Reference no: EM132175413
Question: Consider an economy with three types of risk-neutral entrepreneurs. If a type 1 entrepreneur invests $200 she gets a gross return of $400 with certainty. If a type 2 entrepreneur invests $100 she gets $200 with certainty. And finally, if a type 3 entrepreneur invests $100 she gets $300 with probability 0.75 and 0 with probability 0.25. A risk neutral, competitive lender is considering extending loans to these entrepreneurs. This bank can determine if potential borrowers are of type 1 (henceforth, high-type borrowers), but it can't distinguish between entrepreneurs of type 2 and 3 (henceforth, low-type
borrowers), but it does know that half of the low-type borrowers are of type 2, and the other half are of type 3. All borrowers, on the other hand, can recognize each others' types.

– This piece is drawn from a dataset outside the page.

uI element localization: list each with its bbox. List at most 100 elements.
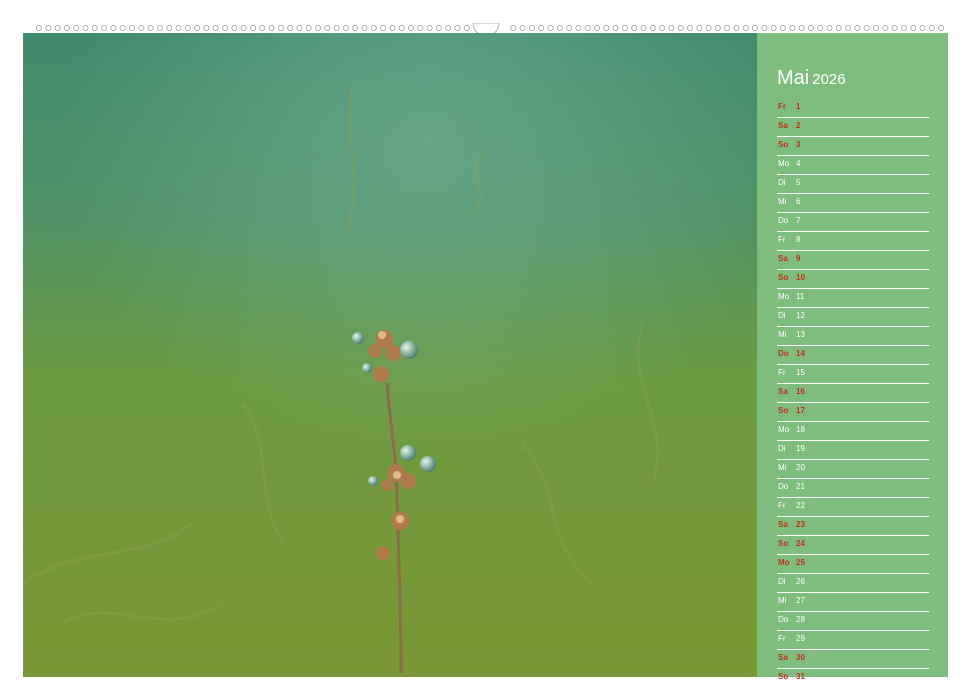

Under these conditions, the bank decides to extend individual loans to high-type borrowers and group loans with joint liability to low-type borrowers. As a result, a low-type borrower may have to repay for a defaulting peer. The cost of lending to high-types is $20, while the cost of lending to low-types is $30 (because the bank has to put in additional time and effort to ensure that groups are formed and to enforce debt repayments). Assume that the borrowers are protected by limited liability.
a. If the bank only aims to break even, calculate the interest rates charged to high types and to low types. Compare the two rates.
b. Now suppose that the bank holds a pool of loan contracts. It lends to three high-type borrowers and to four low-type pairs with the compositions: (2,2), (3,3), (2,3) and (3,2). Assume that one borrower in group two succeeds, while type 3 agents fail in pairs three and four. Compute the repayment rates that the bank will receive separately for the high and low types loans. Compare the two rates, and explain your answer.